Así como un hallazgo científico no es tal hasta que no se le descubre una utilidad práctica, creo tener una enfermedad que antes no existía. Bah, como no tenía nombre, tal vez ni siquiera se tratara de una enfermedad.
Hace unos años, descubrí que soy un poco prosopagnósico. Lo leí en un diario chileno. La prosopagnosia, o “ceguera de caras”, en el riguroso lenguaje científico de los diarios, sería una suerte de daltonismo para los rostros humanos: al sujeto le cuesta retener sus rasgos. No puede recordarlos. O los fija para siempre de una forma, y luego ocurre que un bigote nuevo o una tintura rubia pueden hacer que todo colapse. No es capaz de decir quién se parece a quién. O todo lo contrario: todas las personas se parecen mucho: dos ojos, una boca, una nariz. ¿Más datos alarmantes? Según recientes estudios (no me dijeron cuáles) el 10% de la población civil padecería la enfermedad. Y sería muy hereditaria, lo cual explica que a mi madre le pase lo mismo que a mí; una vez confundió a mi hermana con una pordiosera en la calle. El prosopagnósico no espera encontrarse con su hija en –por ejemplo– la parada del colectivo, y cree que su rostro le pertenece a otra persona; pero sí puede reconocer fácilmente su cara si la encuentra –por ejemplo– en el cuarto de su hija: allí todo se ordena, ojos, nariz y boca son coherentes y la persona conocida reaparece. Sí, claro: el cuarto ayuda. Yo confundí mi propia cara, reflejada en el espejo de un colectivo 501 recorrido 5B, con la de un compañero de sexto grado, Zaya, al que luego busqué en el colectivo aterradoramente vacío. Me costó un Perú entender que la cara que veía era la mía, ¿cómo podría recordar mi propia cara en esa época, a los 10 años? Apenas tengo estrategias ahora para reconocerme en las fotos. Hubo un tiempo en que creía que yo era Pablo Rago. Ahora él cambió mucho, y yo también, y la duda está zanjada. Creo.

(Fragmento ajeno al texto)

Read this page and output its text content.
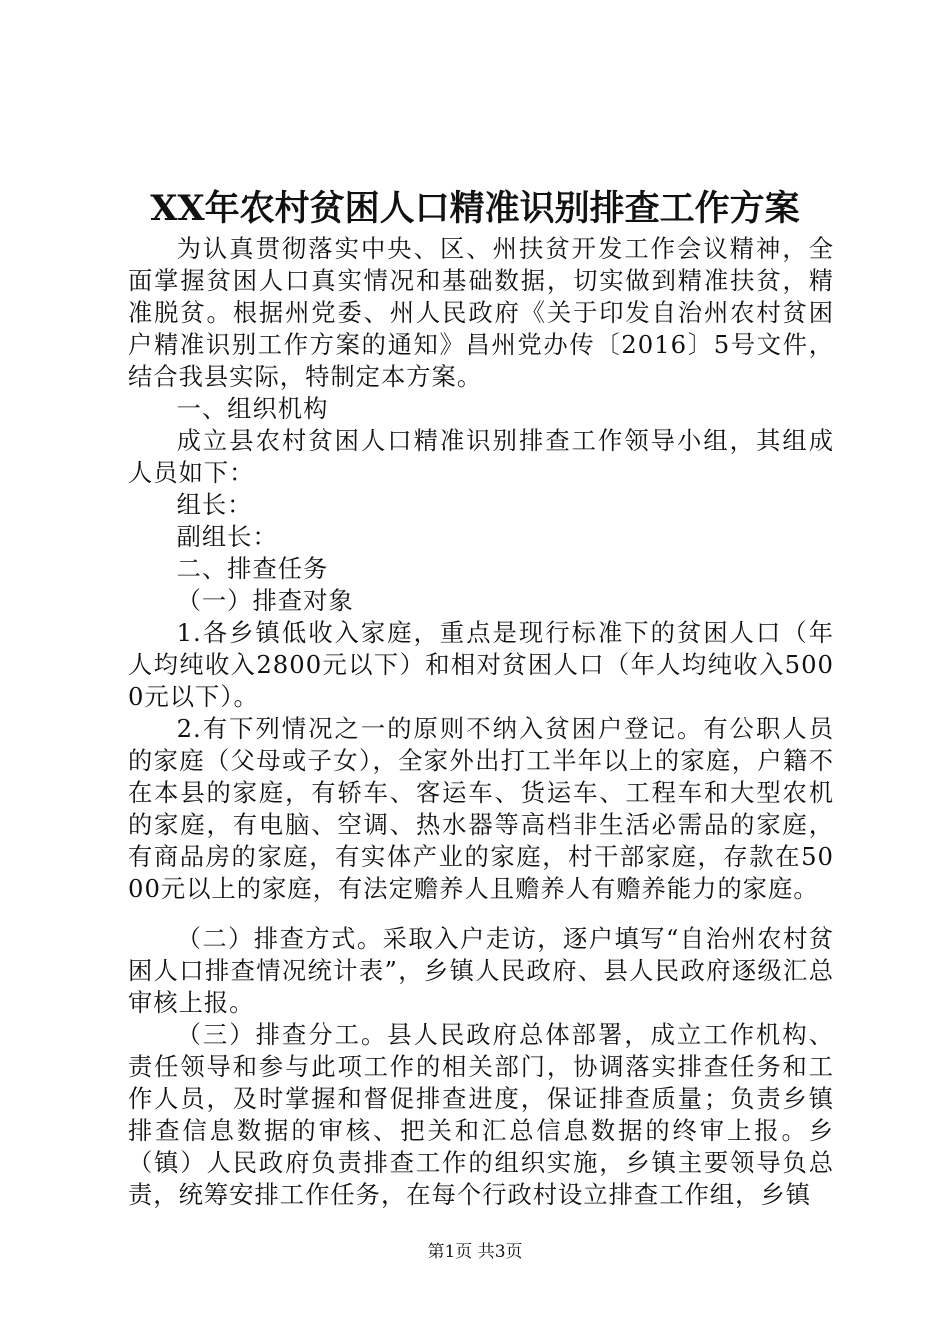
XX年农村贫困人口精准识别排查工作方案

为认真贯彻落实中央、区、州扶贫开发工作会议精神，全面掌握贫困人口真实情况和基础数据，切实做到精准扶贫，精准脱贫。根据州党委、州人民政府《关于印发自治州农村贫困户精准识别工作方案的通知》昌州党办传〔2016〕5号文件，结合我县实际，特制定本方案。

一、组织机构

成立县农村贫困人口精准识别排查工作领导小组，其组成人员如下：

组长：

副组长：

二、排查任务

（一）排查对象

1.各乡镇低收入家庭，重点是现行标准下的贫困人口（年人均纯收入2800元以下）和相对贫困人口（年人均纯收入5000元以下）。

2.有下列情况之一的原则不纳入贫困户登记。有公职人员的家庭（父母或子女），全家外出打工半年以上的家庭，户籍不在本县的家庭，有轿车、客运车、货运车、工程车和大型农机的家庭，有电脑、空调、热水器等高档非生活必需品的家庭，有商品房的家庭，有实体产业的家庭，村干部家庭，存款在5000元以上的家庭，有法定赡养人且赡养人有赡养能力的家庭。

（二）排查方式。采取入户走访，逐户填写“自治州农村贫困人口排查情况统计表”，乡镇人民政府、县人民政府逐级汇总审核上报。

（三）排查分工。县人民政府总体部署，成立工作机构、责任领导和参与此项工作的相关部门，协调落实排查任务和工作人员，及时掌握和督促排查进度，保证排查质量；负责乡镇排查信息数据的审核、把关和汇总信息数据的终审上报。乡（镇）人民政府负责排查工作的组织实施，乡镇主要领导负总责，统筹安排工作任务，在每个行政村设立排查工作组，乡镇

第1页 共3页
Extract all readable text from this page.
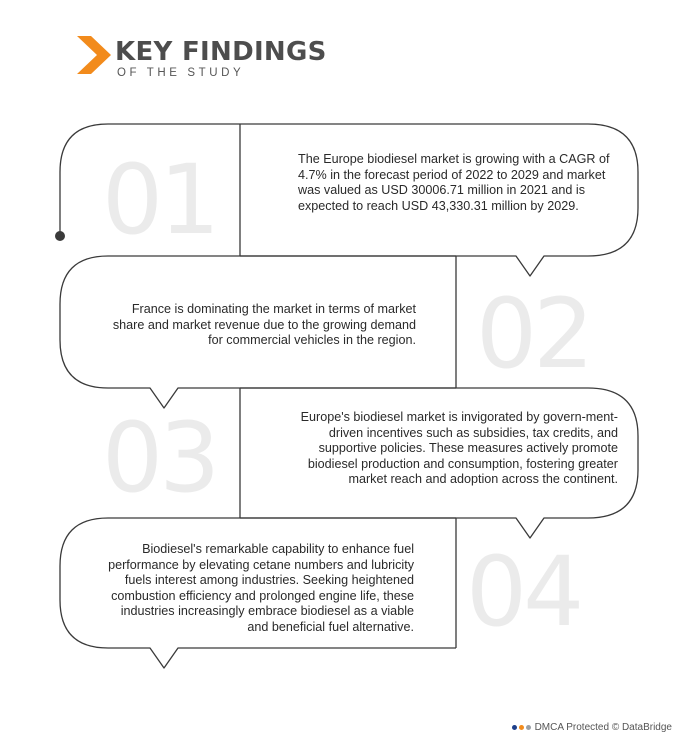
KEY FINDINGS
OF THE STUDY
01
02
03
04
The Europe biodiesel market is growing with a CAGR of 4.7% in the forecast period of 2022 to 2029 and market was valued as USD 30006.71 million in 2021 and is expected to reach USD 43,330.31 million by 2029.
France is dominating the market in terms of market share and market revenue due to the growing demand for commercial vehicles in the region.
Europe's biodiesel market is invigorated by govern-ment-driven incentives such as subsidies, tax credits, and supportive policies. These measures actively promote biodiesel production and consumption, fostering greater market reach and adoption across the continent.
Biodiesel's remarkable capability to enhance fuel performance by elevating cetane numbers and lubricity fuels interest among industries. Seeking heightened combustion efficiency and prolonged engine life, these industries increasingly embrace biodiesel as a viable and beneficial fuel alternative.
DMCA Protected © DataBridge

Nosotros vemos en general una larga hilera de orientales pero con rasgos occidentales, ¿se entiende? Ojo que seríamos el 10% de la población. Y que nuestros hijos heredarían el desacomodo. ¿No es hora de ocuparse de nosotros? Somos una gran franja de votantes, que –encima– por no poder retener las caras de los afiches, solemos recordar pesadamente otras cosas: voces, ideas, alianzas, lugares donde los hemos visto. Uno de cada diez lectores me entenderá; los otros nueve no han llegado hasta aquí.
En ese diario chileno que me reveló el nombre de mi mal también había un gato que tocaba el piano. Había fotos. Pero no recuerdo bien qué cara tenía.